Similarly, treatment with the AbbVie product demonstrated a significant improvement in OFF time at week 12 compared with standard care LD/CD (model-based mean change: –2.75 h [SE, 0.50] vs –0.96 h [SE, 0.49]; difference, –1.79 h; 95% CI, –3.03 to –0.54; P = .0054). These improvements were observed as earlier as the first post-baseline assessment and continued to the end of the double-blind treatment period. Additionally, fewer participants on ABBV-951 reported being OFF at the time of waking relative to those on oral LD/CD (8 of 47 [17%] vs 38 of 60 [63%]) despite the oral LD/CD group including night-time oral dosing if needed.

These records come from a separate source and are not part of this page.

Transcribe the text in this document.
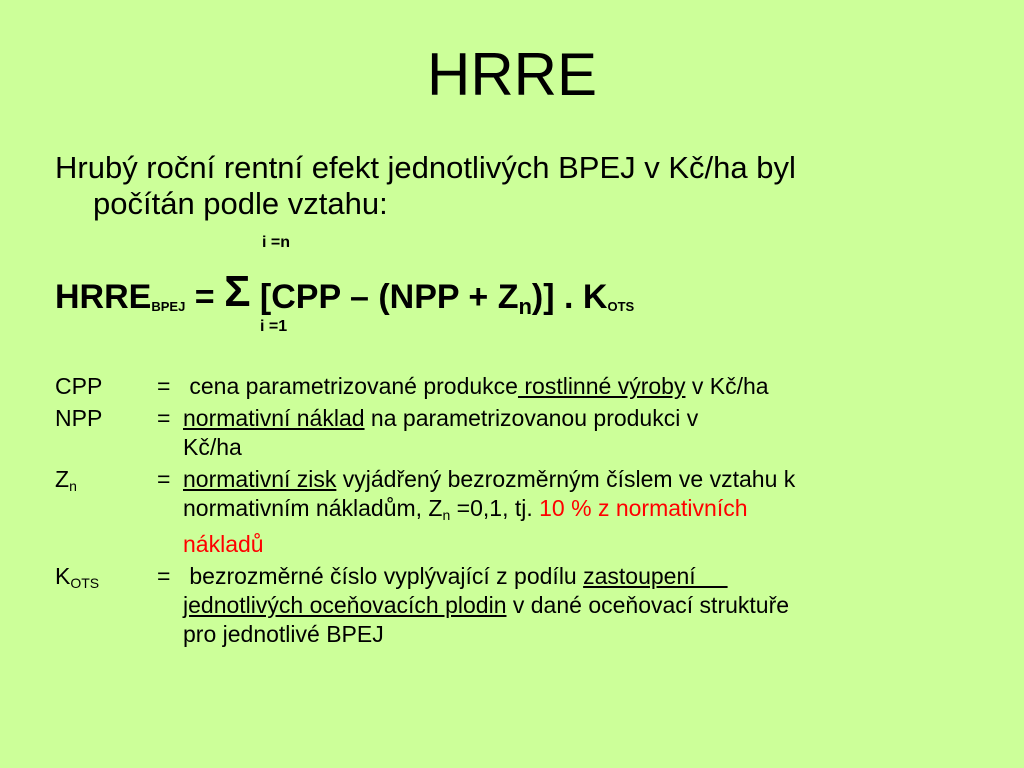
HRRE
Hrubý roční rentní efekt jednotlivých BPEJ v Kč/ha byl
počítán podle vztahu:
i =n
HRREBPEJ = Σ [CPP – (NPP + Zn)] . KOTS
i =1
CPP	= cena parametrizované produkce rostlinné výroby v Kč/ha
NPP	= normativní náklad na parametrizovanou produkci v
Kč/ha
$Z_n$	= normativní zisk vyjádřený bezrozměrným číslem ve vztahu k
normativním nákladům, Zn =0,1, tj. 10 % z normativních
nákladů
$K_{OTS}$	= bezrozměrné číslo vyplývající z podílu zastoupení
jednotlivých oceňovacích plodin v dané oceňovací struktuře
pro jednotlivé BPEJ
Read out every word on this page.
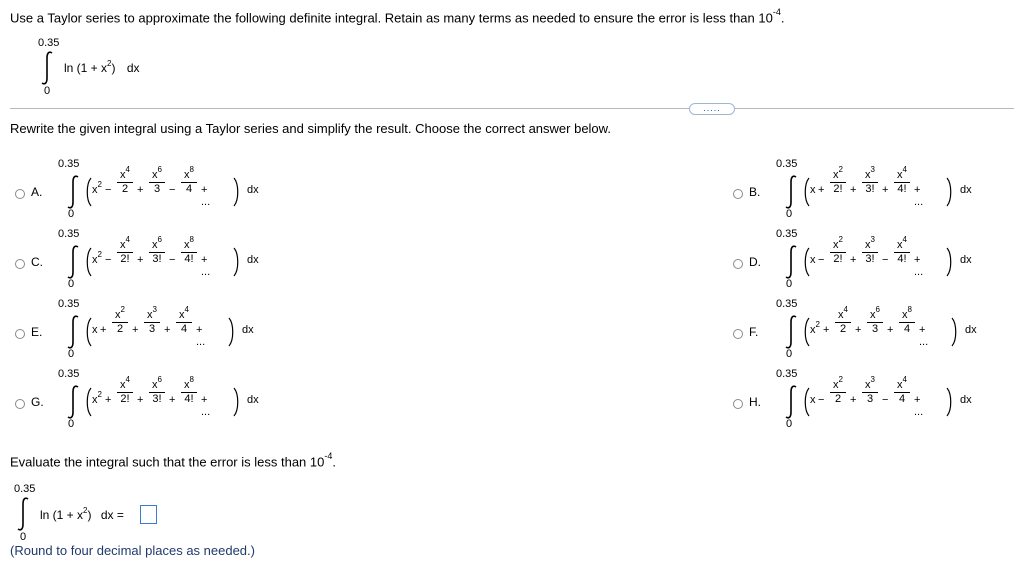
Use a Taylor series to approximate the following definite integral. Retain as many terms as needed to ensure the error is less than $10^{-4}$.
0.35
$\ln (1 + x^2)$ dx
0
.....
Rewrite the given integral using a Taylor series and simplify the result. Choose the correct answer below.
A.
0.35
0
$x^2$ −
$x^4$
2 +
$x^6$
3 −
$x^8$
4 + ...
dx	B.
0.35
0
x +
$x^2$
2! +
$x^3$
3! +
$x^4$
4! + ...
dx
C.
0.35
0
$x^2$ −
$x^4$
2! +
$x^6$
3! −
$x^8$
4! + ...
dx	D.
0.35
0
x −
$x^2$
2! +
$x^3$
3! −
$x^4$
4! + ...
dx
E.
0.35
0
x +
$x^2$
2 +
$x^3$
3 +
$x^4$
4 + ...
dx	F.
0.35
0
$x^2$ +
$x^4$
2 +
$x^6$
3 +
$x^8$
4 + ...
dx
G.
0.35
0
$x^2$ +
$x^4$
2! +
$x^6$
3! +
$x^8$
4! + ...
dx	H.
0.35
0
x −
$x^2$
2 +
$x^3$
3 −
$x^4$
4 + ...
dx
Evaluate the integral such that the error is less than $10^{-4}$.
0.35
$\ln (1 + x^2)$ dx =
0
(Round to four decimal places as needed.)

Between the 2 groups, 85% of those on ABBV-951 and 63% of those on oral LD/CD had at least 1 adverse event (AE), most of which were non-serious and mild or moderate in severity. Serious AEs were similar between the 2 arms (8% vs 6%); however, the incidence of infusion site AEs were higher in the ABBV-951 group, with erythema (27%), pain (26%), cellulitis (19%), and oedema (12%) at the infusion site being the most frequently reported. None of the infusion site AEs resulted in systemic complications.
Falls were reported in 6 (8%) of 74 participants in the continuous LD/CD group and 12 (18%) of 67 in the oral LD/CD group. Hallucinations or psychosis events, were found in 15% of those on ABBV-951 and 3% of those on oral LD/CD. A higher rate of patients discontinued treatment with ABBV-951 due to AEs, with infusion site AEs (cellulitis: 5%), pain (4%), bruising (3%), hemorrhage (3%), and oedema (3%) as the most common reasons. No deaths were reported in the ABBV-951 group, and 1 participant had a serious AE leading to death in the oral LD/CD group, which was considered not related to the study drug.